Notch-1 in macrophages promoted the ischemia-reperfusion via modulating EZH2/HSF1/BRD4/SIRPα/SHP2 induced ROS and apoptosis in Cardiomyocyte

Objective To investigate the role of Notch-1 in macrophages and its related molecular mechanisms in influencing cardiomyocytes, thereby affecting the mechanisms of ischemia-reperfusion (I/R) injury. Methods Twenty-one male SD rats were purchased for in vivo experiments, and they were divided into sham group, Model group, and Model + Notch1-OE group.

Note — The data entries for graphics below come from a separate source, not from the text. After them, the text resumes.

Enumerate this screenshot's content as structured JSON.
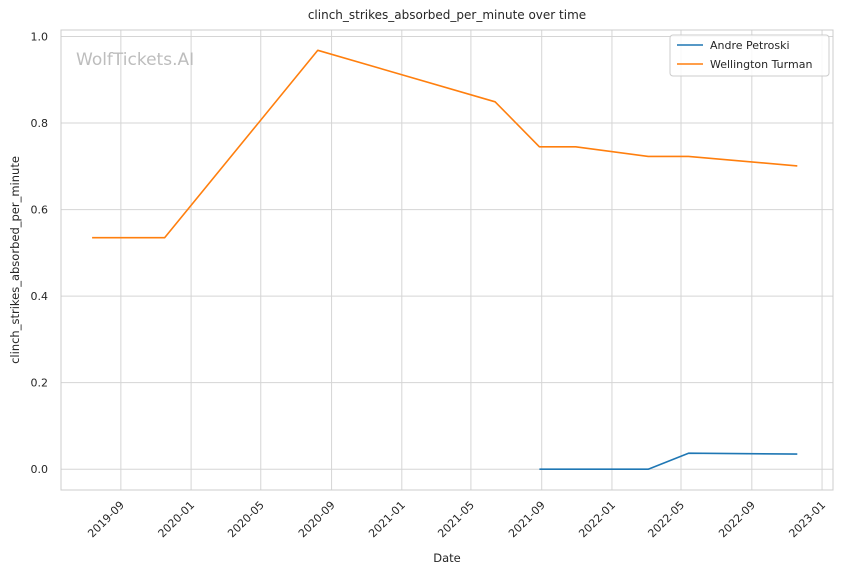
{
  "watermark": "WolfTickets.AI",
  "chart_data": {
    "type": "line",
    "title": "clinch_strikes_absorbed_per_minute over time",
    "xlabel": "Date",
    "ylabel": "clinch_strikes_absorbed_per_minute",
    "x_axis_type": "date",
    "xlim": [
      "2019-05-20",
      "2023-01-20"
    ],
    "ylim": [
      -0.048,
      1.015
    ],
    "grid": true,
    "legend_position": "top-right",
    "x_ticks": [
      "2019-09",
      "2020-01",
      "2020-05",
      "2020-09",
      "2021-01",
      "2021-05",
      "2021-09",
      "2022-01",
      "2022-05",
      "2022-09",
      "2023-01"
    ],
    "y_ticks": [
      "0.0",
      "0.2",
      "0.4",
      "0.6",
      "0.8",
      "1.0"
    ],
    "series": [
      {
        "name": "Andre Petroski",
        "color": "#1f77b4",
        "points": [
          {
            "x": "2021-08-28",
            "y": 0.0
          },
          {
            "x": "2022-03-05",
            "y": 0.0
          },
          {
            "x": "2022-05-14",
            "y": 0.037
          },
          {
            "x": "2022-11-19",
            "y": 0.035
          }
        ]
      },
      {
        "name": "Wellington Turman",
        "color": "#ff7f0e",
        "points": [
          {
            "x": "2019-07-13",
            "y": 0.535
          },
          {
            "x": "2019-11-16",
            "y": 0.535
          },
          {
            "x": "2020-08-08",
            "y": 0.968
          },
          {
            "x": "2021-06-12",
            "y": 0.849
          },
          {
            "x": "2021-08-28",
            "y": 0.745
          },
          {
            "x": "2021-10-30",
            "y": 0.745
          },
          {
            "x": "2022-03-05",
            "y": 0.723
          },
          {
            "x": "2022-05-14",
            "y": 0.723
          },
          {
            "x": "2022-11-19",
            "y": 0.701
          }
        ]
      }
    ]
  }
}
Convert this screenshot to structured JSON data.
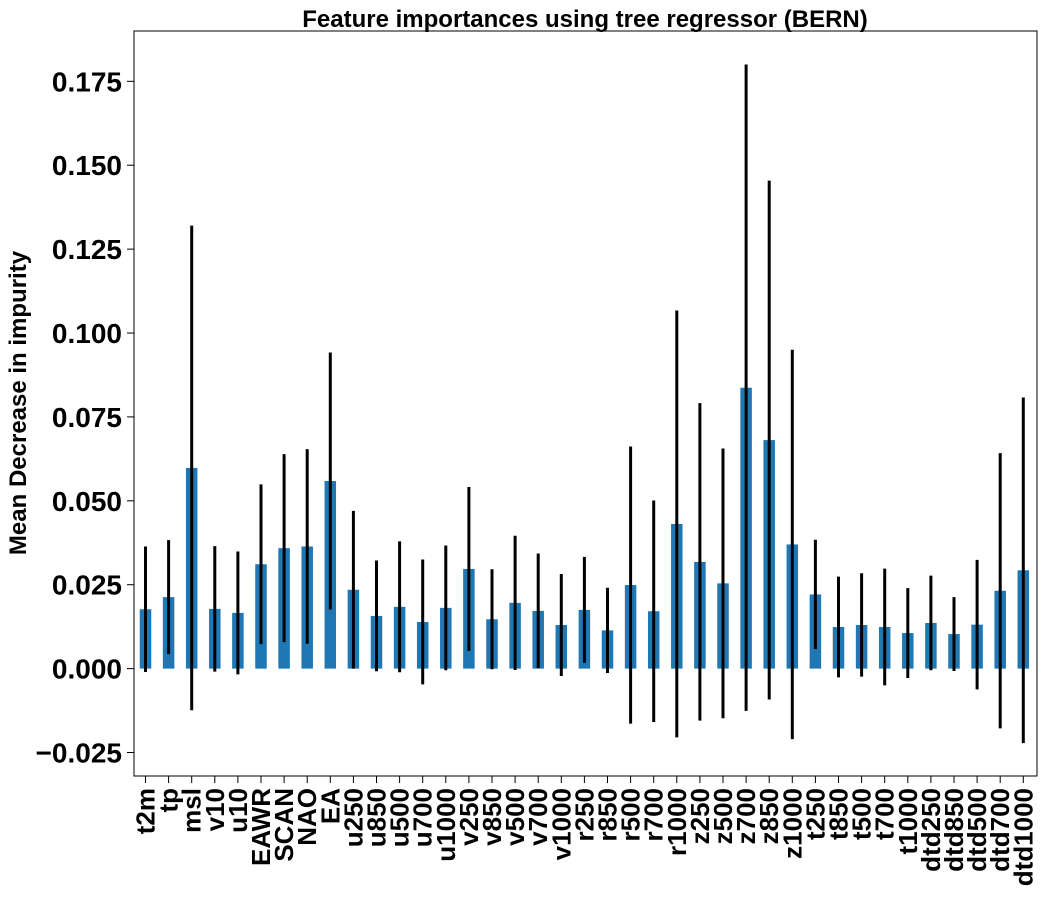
{
  "chart_data": {
    "type": "bar",
    "title": "Feature importances using tree regressor (BERN)",
    "xlabel": "",
    "ylabel": "Mean Decrease in impurity",
    "ylim": [
      -0.032,
      0.19
    ],
    "yticks": [
      -0.025,
      0.0,
      0.025,
      0.05,
      0.075,
      0.1,
      0.125,
      0.15,
      0.175
    ],
    "ytick_labels": [
      "−0.025",
      "0.000",
      "0.025",
      "0.050",
      "0.075",
      "0.100",
      "0.125",
      "0.150",
      "0.175"
    ],
    "grid": false,
    "bar_color": "#1f77b4",
    "error_color": "#000000",
    "categories": [
      "t2m",
      "tp",
      "msl",
      "v10",
      "u10",
      "EAWR",
      "SCAN",
      "NAO",
      "EA",
      "u250",
      "u850",
      "u500",
      "u700",
      "u1000",
      "v250",
      "v850",
      "v500",
      "v700",
      "v1000",
      "r250",
      "r850",
      "r500",
      "r700",
      "r1000",
      "z250",
      "z500",
      "z700",
      "z850",
      "z1000",
      "t250",
      "t850",
      "t500",
      "t700",
      "t1000",
      "dtd250",
      "dtd850",
      "dtd500",
      "dtd700",
      "dtd1000"
    ],
    "values": [
      0.0177,
      0.0213,
      0.0598,
      0.0178,
      0.0166,
      0.0311,
      0.0359,
      0.0364,
      0.0559,
      0.0235,
      0.0157,
      0.0184,
      0.0139,
      0.0181,
      0.0297,
      0.0147,
      0.0196,
      0.0172,
      0.013,
      0.0175,
      0.0114,
      0.0249,
      0.0171,
      0.0431,
      0.0318,
      0.0254,
      0.0837,
      0.0681,
      0.037,
      0.0221,
      0.0124,
      0.013,
      0.0124,
      0.0106,
      0.0136,
      0.0103,
      0.0131,
      0.0232,
      0.0293
    ],
    "errors": [
      0.0187,
      0.017,
      0.0722,
      0.0187,
      0.0183,
      0.0238,
      0.028,
      0.029,
      0.0383,
      0.0235,
      0.0165,
      0.0195,
      0.0186,
      0.0186,
      0.0244,
      0.0149,
      0.02,
      0.0171,
      0.0152,
      0.0158,
      0.0127,
      0.0413,
      0.033,
      0.0636,
      0.0473,
      0.0402,
      0.0963,
      0.0773,
      0.058,
      0.0163,
      0.015,
      0.0154,
      0.0174,
      0.0134,
      0.0141,
      0.011,
      0.0193,
      0.041,
      0.0515
    ]
  }
}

The cardiac function of each group, i.e., the left ventricular end-diastolic internal diameter (LVEDD), the left ventricular end-systolic internal diameter (LVESD), and the left ventricular ejection fraction (LVEF) was observed by ultrasonography, and the changes in the pathology of cardiac myocardial tissue were observed by HE staining. In the in vitro experiments, the protein expression of each group of RAW264.7 cells was detected by Western blot after different stimulation; the supernatant of RAW264.7 medium after different stimulation was used to stimulate cardiomyocytes, and apoptosis was detected by flow apoptosis assay. Results Notch-1 deteriorated the cardiac function of I/R rats, and at the same time, myocardial fibers were disorganized and severely fractured, with more hemorrhagic foci and severe edema of cardiomyocytes.Notch-1 played a role in apoptosis of cardiomyocytes by inhibiting the expression of EZH2 protein, and promoting the expression of HSF1, BRD4, membrane SIRPα, and membrane P-SHP2 proteins. Conclusion Notch-1 in macrophages induces excessive ROS generation by regulating the EZH2/HSF1/BRD4/SIRPα/SHP2 pathway, leading to cardiomyocyte apoptosis and exacerbating I/R injury.